Conforme detalhou Guimarães, a comunidade brasileira no Irã é composta por cerca de 200 pessoas, principalmente mulheres brasileiras casadas com iranianos. O embaixador assegurou que não há relatos de brasileiros afetados diretamente pelos ataques.
O embaixador mencionou que existe um grupo de comunicação via WhatsApp, que funciona de maneira intermitente devido às restrições na internet local. Até o momento, não houve comunicação de necessidade de assistência por parte dos brasileiros.

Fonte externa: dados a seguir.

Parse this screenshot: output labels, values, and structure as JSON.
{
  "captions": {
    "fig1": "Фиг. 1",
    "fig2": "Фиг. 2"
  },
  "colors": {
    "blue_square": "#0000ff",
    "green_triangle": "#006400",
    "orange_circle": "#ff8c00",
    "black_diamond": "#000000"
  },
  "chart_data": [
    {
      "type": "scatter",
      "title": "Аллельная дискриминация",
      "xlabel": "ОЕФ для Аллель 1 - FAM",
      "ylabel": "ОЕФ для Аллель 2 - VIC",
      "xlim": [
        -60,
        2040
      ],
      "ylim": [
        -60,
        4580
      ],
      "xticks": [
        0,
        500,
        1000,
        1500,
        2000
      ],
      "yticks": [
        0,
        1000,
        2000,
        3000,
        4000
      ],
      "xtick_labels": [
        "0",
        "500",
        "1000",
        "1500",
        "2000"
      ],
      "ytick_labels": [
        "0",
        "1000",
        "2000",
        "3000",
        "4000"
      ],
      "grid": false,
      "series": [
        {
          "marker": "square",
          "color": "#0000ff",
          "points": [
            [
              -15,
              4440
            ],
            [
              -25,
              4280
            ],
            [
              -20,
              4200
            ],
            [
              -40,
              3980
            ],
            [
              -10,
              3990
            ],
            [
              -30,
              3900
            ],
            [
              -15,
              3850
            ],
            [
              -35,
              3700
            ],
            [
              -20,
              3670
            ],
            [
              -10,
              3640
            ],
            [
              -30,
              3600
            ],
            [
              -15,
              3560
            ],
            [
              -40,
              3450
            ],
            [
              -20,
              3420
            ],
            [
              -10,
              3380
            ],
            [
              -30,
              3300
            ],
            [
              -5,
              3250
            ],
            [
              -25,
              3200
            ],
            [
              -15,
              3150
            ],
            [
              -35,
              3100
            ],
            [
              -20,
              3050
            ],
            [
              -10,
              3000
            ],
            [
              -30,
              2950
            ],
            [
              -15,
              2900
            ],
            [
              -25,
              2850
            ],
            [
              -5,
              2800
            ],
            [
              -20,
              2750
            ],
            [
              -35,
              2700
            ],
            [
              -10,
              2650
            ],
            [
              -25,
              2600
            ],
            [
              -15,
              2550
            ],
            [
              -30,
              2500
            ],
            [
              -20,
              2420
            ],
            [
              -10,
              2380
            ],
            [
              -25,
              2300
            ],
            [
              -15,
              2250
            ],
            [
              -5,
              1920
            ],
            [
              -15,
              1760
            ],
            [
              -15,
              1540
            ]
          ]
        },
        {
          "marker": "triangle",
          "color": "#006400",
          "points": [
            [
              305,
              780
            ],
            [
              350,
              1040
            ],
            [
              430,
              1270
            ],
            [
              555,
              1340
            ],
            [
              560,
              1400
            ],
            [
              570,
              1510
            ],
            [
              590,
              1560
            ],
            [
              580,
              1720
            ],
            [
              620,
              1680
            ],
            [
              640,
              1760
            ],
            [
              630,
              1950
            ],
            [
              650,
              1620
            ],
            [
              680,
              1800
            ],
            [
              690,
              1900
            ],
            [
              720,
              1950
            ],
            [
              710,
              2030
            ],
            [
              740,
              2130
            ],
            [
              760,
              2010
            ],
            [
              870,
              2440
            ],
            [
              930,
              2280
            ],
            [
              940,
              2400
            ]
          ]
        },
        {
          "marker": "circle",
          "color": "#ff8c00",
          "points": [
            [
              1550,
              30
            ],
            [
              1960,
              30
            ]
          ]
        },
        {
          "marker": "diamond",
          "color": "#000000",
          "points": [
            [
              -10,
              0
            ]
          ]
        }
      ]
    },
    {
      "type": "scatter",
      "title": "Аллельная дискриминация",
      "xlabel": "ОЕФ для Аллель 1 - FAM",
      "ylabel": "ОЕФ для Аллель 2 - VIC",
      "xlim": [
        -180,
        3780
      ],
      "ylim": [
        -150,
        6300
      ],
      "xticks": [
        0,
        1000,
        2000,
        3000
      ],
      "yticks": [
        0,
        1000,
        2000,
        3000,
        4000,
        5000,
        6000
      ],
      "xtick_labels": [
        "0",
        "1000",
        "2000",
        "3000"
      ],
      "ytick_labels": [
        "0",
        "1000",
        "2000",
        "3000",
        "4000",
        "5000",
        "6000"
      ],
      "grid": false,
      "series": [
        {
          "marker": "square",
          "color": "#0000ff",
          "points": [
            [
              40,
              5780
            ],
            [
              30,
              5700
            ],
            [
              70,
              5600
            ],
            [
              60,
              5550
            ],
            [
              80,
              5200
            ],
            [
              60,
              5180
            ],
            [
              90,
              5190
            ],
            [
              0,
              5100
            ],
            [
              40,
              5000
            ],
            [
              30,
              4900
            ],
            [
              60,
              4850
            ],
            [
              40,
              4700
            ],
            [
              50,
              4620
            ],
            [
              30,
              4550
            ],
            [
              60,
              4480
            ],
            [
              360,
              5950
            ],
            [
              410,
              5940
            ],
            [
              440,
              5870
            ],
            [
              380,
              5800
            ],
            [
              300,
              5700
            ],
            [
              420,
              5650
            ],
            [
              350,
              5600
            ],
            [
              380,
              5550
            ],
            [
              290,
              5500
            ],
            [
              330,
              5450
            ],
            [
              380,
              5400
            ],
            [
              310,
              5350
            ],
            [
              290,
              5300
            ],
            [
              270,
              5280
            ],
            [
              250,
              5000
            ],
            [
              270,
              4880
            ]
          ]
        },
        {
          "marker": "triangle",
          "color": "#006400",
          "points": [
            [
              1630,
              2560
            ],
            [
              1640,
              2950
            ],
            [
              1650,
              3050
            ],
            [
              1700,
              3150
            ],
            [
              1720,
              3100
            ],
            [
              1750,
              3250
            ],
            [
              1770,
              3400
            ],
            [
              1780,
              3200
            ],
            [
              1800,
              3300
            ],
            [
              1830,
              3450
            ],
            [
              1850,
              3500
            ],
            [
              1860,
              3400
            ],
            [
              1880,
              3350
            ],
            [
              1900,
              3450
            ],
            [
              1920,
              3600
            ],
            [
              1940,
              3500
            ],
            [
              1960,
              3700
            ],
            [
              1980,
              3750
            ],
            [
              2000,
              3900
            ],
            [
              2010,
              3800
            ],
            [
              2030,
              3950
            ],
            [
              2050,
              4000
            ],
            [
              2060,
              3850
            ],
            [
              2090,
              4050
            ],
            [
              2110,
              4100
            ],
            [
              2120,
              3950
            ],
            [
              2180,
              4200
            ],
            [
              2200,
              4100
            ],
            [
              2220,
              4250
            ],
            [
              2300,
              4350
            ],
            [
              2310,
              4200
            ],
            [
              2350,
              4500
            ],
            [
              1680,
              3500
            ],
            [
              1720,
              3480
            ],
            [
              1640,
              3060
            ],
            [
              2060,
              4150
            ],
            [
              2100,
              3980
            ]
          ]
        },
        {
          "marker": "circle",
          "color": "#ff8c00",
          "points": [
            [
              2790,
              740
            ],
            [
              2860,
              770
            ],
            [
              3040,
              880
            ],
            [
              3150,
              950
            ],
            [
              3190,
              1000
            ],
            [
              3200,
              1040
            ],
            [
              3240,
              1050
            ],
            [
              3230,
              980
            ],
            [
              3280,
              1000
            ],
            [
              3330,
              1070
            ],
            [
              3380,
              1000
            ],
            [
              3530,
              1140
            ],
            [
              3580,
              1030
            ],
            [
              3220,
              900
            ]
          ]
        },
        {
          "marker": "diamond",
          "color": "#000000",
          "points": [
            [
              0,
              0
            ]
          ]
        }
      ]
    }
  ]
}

Um único caso de saída do Irã foi registrado: um treinador de futebol que se deslocou por conta própria para a Turquia.
Guimarães destacou que a orientação do governo brasileiro é prestar assistência aos cidadãos, proteger a equipe da embaixada e manter informadas as autoridades competentes para avaliação contínua da situação. Ele ressaltou que ainda é cedo para considerar a retirada completa da equipe diplomática.
Atualmente, os ataques têm como alvos principais estruturas militares e governamentais, enquanto o fornecimento de energia e água permanece estável. As ruas estão pouco movimentadas, mas a situação é marcada por apreensão e tensão.
Os bombardeios, que ocorrem diariamente, visam atingir instalações das forças armadas iranianas. No entanto, a localização exata dos alvos permanece incerta.
Guimarães expressou ceticismo quanto à possibilidade dos ataques resultarem na queda do regime iraniano, dada a solidez e o enraizamento do sistema político local, estabelecido há mais de quatro décadas.
O aiatolá Ali Khamenei, líder supremo do Irã, foi morto durante um ataque militar realizado por forças dos Estados Unidos e Israel. Em resposta, foi anunciada a criação de um órgão colegiado para assumir suas funções.